The notion of inclusion was examined in relation to the ‘mother’ of EU human rights – principle of equality whose content has been re-examined by the keynote speaker Prof. Sandra Fredman of Oxford University.
Her contribution was subsequently fuelled by the news from the EU Commission equality and non-discrimination front delivered by Mr. Andreas Stein and the European Committee on Social Rights one delivered by Prof. Colm O’Cinneide (University College London).
What was simultaneously challenged was the practice of isolating human rights as separate policy concerns. Dr. Katrin Kinzelbach provided substance to the critique of EU-China human rights dialogues; her approach re-echoing in the contributions of Charles-Michele Goerts and Javier Couso.
Finally, the call for reinforcing the human rights alliance was made – with the acknowledgment that there are a number of far-fetched initiatives undertaken in the EU external policy sphere (Ms. Veronique Arnault, former Director, Human Rights and Democracy, EEAS) and intervention on the part of strong democratic countries if the human rights, democracy, and rule of law are to be attained by transition countries is needed (Dr.
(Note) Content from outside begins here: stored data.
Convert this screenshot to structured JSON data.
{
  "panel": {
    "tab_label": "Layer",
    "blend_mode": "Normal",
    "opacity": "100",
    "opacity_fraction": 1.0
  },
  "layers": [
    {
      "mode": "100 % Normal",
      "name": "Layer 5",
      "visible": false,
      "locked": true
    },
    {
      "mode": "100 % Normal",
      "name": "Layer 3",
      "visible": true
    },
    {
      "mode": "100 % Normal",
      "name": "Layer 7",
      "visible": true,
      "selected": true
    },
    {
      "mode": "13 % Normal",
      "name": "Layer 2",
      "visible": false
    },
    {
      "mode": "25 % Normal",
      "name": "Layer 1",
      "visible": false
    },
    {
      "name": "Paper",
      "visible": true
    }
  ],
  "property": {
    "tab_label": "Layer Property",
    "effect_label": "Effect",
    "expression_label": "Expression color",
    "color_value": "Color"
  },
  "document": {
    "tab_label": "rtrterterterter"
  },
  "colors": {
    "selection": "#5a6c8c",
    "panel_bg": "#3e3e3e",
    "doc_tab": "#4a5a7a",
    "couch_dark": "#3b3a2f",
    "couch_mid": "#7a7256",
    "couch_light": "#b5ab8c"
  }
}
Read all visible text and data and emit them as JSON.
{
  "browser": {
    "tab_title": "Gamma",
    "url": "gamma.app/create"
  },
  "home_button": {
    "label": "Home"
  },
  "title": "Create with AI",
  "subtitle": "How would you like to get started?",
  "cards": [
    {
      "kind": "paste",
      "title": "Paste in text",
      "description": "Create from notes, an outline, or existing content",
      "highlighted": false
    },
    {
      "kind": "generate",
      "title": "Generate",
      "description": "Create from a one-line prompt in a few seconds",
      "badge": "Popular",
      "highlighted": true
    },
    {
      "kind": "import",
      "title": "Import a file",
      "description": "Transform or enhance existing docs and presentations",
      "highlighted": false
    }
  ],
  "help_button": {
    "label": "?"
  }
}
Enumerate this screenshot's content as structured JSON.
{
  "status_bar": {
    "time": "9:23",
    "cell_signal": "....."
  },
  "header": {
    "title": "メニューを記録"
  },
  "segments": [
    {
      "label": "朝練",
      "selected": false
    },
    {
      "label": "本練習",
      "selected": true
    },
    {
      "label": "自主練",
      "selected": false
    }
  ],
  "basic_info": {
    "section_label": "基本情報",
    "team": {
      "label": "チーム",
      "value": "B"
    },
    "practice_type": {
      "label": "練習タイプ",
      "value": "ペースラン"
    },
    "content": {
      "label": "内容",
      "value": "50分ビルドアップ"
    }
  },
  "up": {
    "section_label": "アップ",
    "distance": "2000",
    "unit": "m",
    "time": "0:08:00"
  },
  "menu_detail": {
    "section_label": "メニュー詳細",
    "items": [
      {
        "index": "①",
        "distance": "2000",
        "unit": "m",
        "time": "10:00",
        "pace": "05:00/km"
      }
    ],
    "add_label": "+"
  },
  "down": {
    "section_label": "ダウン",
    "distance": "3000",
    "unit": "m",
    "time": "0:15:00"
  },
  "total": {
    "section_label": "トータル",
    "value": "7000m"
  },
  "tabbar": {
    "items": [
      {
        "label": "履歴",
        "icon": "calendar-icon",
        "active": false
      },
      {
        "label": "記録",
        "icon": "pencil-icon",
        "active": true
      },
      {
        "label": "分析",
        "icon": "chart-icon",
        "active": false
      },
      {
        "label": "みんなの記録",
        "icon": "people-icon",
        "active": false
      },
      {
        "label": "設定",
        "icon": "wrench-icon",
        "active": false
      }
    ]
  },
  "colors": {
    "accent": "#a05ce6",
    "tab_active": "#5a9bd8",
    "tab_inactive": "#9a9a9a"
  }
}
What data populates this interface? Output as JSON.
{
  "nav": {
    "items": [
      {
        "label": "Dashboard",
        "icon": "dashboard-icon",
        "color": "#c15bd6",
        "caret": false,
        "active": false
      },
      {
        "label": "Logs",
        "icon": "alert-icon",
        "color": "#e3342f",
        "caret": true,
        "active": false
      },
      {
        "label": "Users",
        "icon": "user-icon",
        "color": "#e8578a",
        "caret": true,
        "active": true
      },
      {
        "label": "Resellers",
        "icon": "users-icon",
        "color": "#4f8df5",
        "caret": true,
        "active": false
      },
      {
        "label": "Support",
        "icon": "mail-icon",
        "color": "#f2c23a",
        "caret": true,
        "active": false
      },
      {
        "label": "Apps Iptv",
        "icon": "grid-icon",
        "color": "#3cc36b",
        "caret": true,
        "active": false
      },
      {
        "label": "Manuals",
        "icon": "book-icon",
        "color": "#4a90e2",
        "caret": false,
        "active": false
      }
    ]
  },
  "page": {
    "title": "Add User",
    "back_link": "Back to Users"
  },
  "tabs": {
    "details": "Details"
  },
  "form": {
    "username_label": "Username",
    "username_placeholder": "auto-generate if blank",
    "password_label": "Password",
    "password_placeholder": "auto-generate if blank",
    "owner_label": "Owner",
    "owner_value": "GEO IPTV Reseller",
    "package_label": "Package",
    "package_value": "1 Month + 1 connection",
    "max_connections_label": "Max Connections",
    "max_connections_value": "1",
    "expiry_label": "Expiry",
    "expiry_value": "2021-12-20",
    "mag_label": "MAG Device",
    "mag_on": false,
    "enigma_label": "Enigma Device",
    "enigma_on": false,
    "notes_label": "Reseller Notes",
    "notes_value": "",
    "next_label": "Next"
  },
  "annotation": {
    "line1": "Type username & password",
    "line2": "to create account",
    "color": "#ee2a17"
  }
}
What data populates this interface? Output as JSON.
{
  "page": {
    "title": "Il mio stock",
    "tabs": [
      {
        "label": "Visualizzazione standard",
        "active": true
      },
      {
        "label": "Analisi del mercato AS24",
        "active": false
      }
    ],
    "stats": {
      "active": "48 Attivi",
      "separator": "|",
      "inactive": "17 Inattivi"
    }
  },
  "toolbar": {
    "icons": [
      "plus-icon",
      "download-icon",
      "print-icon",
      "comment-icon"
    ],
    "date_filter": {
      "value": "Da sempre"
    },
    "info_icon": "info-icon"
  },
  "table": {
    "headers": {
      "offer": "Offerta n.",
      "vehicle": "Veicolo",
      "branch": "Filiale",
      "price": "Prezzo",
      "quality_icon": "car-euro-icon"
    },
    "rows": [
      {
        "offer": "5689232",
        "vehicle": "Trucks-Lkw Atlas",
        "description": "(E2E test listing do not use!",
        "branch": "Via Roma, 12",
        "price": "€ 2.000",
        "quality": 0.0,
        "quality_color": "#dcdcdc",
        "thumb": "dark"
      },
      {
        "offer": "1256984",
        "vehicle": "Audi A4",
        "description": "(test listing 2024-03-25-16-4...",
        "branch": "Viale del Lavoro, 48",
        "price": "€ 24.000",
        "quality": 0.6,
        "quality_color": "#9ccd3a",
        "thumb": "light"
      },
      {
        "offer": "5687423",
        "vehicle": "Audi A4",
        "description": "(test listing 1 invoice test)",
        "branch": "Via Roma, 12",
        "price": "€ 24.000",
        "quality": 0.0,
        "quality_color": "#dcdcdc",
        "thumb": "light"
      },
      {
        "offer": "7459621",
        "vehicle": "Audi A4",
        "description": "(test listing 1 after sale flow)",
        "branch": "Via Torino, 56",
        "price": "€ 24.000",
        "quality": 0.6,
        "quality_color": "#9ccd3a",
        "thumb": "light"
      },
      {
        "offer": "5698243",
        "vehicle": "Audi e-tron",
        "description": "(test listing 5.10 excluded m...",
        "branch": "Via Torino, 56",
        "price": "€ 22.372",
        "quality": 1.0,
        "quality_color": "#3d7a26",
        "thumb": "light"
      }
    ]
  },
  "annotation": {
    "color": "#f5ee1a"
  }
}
Anja Mihr, The Hague Institute for Global Justice & Utrecht University).
The strong concluding statement referring of the significance of the human rights approaches came from Dr. Katrin Kinzelbach who reminded that at times of shrinking human rights space, it is the responsibility of researchers to forge and reinforce alliances for human rights, especially at times of weakened perception of EU from the outside. Within the FRAME project we shall take this responsibility even more seriously.